Others may be more interested in the play of children's rhymes and the nonsense poetry of Lewis Carroll and Edward Lear. Or one may engage in the play of sounds and letters in Scrabble, in word puzzles, in jeux de mots, in anagrams, puns, and the innumerable other ways of disguising words and meanings that we find in ancient cryptography, magical practice, tongue twisters, taboo and euphemism.
Linguistic creativity generates variation, and in that variation we language users can find the space within which to play
As we see, linguistic creativity generates variation, and in that variation we language users can find the space within which to play. Today, the use of language play and its principles is being implemented in the field of language learning following the stimulating Erasmian treatise Language Play, Language Learning (2001) by Guy Cook.

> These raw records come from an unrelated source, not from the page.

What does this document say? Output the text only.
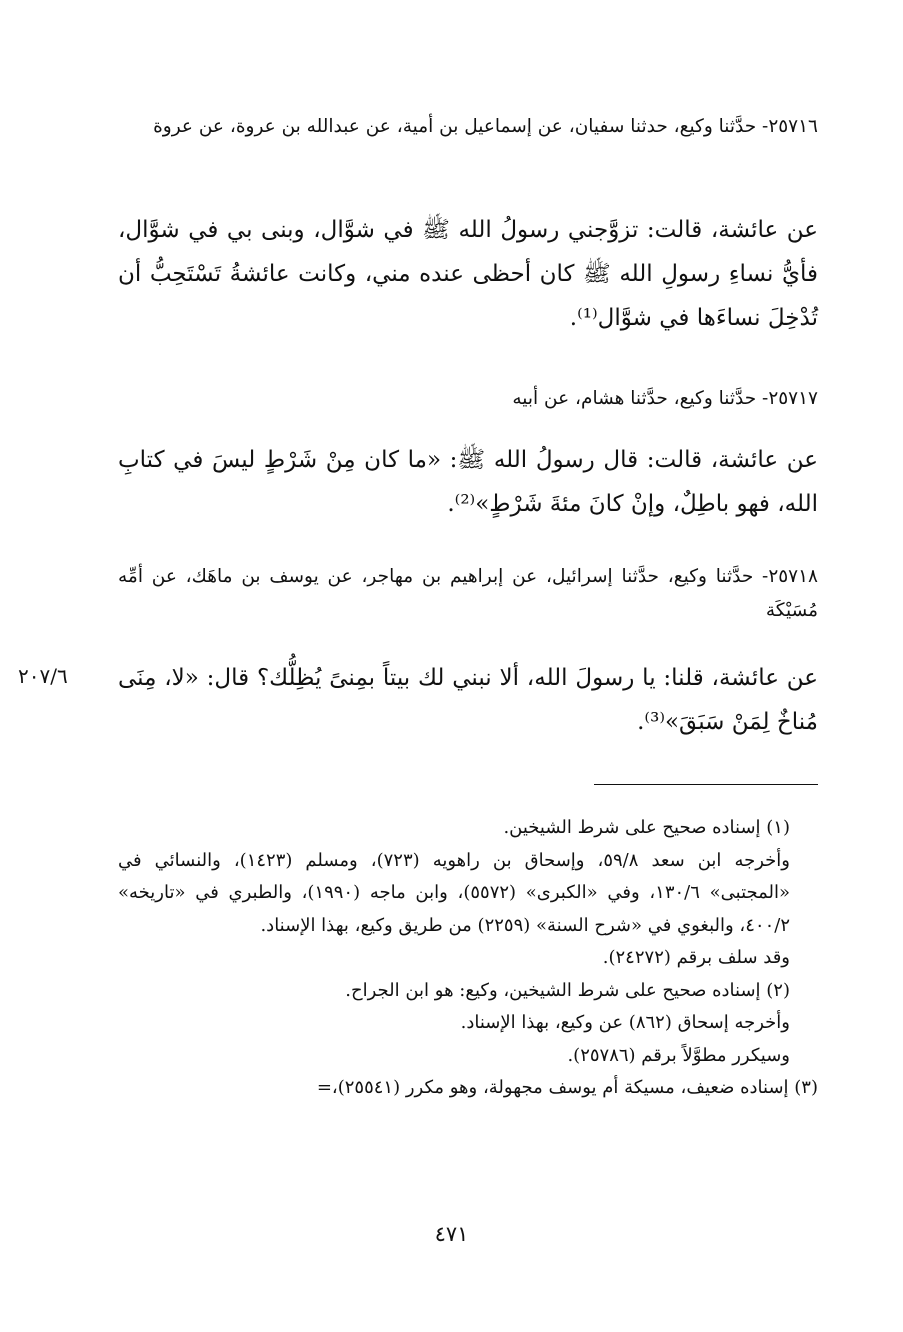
٢٥٧١٦- حدَّثنا وكيع، حدثنا سفيان، عن إسماعيل بن أمية، عن عبدالله بن عروة، عن عروة

عن عائشة، قالت: تزوَّجني رسولُ الله ﷺ في شوَّال، وبنى بي في شوَّال، فأيُّ نساءِ رسولِ الله ﷺ كان أحظى عنده مني، وكانت عائشةُ تَسْتَحِبُّ أن تُدْخِلَ نساءَها في شوَّال⁽¹⁾.

٢٥٧١٧- حدَّثنا وكيع، حدَّثنا هشام، عن أبيه

عن عائشة، قالت: قال رسولُ الله ﷺ: «ما كان مِنْ شَرْطٍ ليسَ في كتابِ الله، فهو باطِلٌ، وإنْ كانَ مئةَ شَرْطٍ»⁽²⁾.

٢٥٧١٨- حدَّثنا وكيع، حدَّثنا إسرائيل، عن إبراهيم بن مهاجر، عن يوسف بن ماهَك، عن أمِّه مُسَيْكَة

عن عائشة، قلنا: يا رسولَ الله، ألا نبني لك بيتاً بمِنىً يُظِلُّك؟ قال: «لا، مِنَى مُناخٌ لِمَنْ سَبَقَ»⁽³⁾.

٢٠٧/٦

(١) إسناده صحيح على شرط الشيخين.

وأخرجه ابن سعد ٥٩/٨، وإسحاق بن راهويه (٧٢٣)، ومسلم (١٤٢٣)، والنسائي في «المجتبى» ١٣٠/٦، وفي «الكبرى» (٥٥٧٢)، وابن ماجه (١٩٩٠)، والطبري في «تاريخه» ٤٠٠/٢، والبغوي في «شرح السنة» (٢٢٥٩) من طريق وكيع، بهذا الإسناد.

وقد سلف برقم (٢٤٢٧٢).

(٢) إسناده صحيح على شرط الشيخين، وكيع: هو ابن الجراح.

وأخرجه إسحاق (٨٦٢) عن وكيع، بهذا الإسناد.

وسيكرر مطوَّلاً برقم (٢٥٧٨٦).

(٣) إسناده ضعيف، مسيكة أم يوسف مجهولة، وهو مكرر (٢٥٥٤١)،=

٤٧١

The moral: people who play together, stay together, with language play as their key, while challenging us to engage - certainly in these days of Brexit means Brexit - with the question posed by Humpty Dumpty in Through the Looking Glass:
"When I use a word," Humpty Dumpty said, in a rather scornful tone, "it means just what I choose it to mean - neither more or less."
"The question is," said Alice, "whether you can make words mean so many different things."
"The question is," said Humpty Dumpty, "which is to be master - that's all."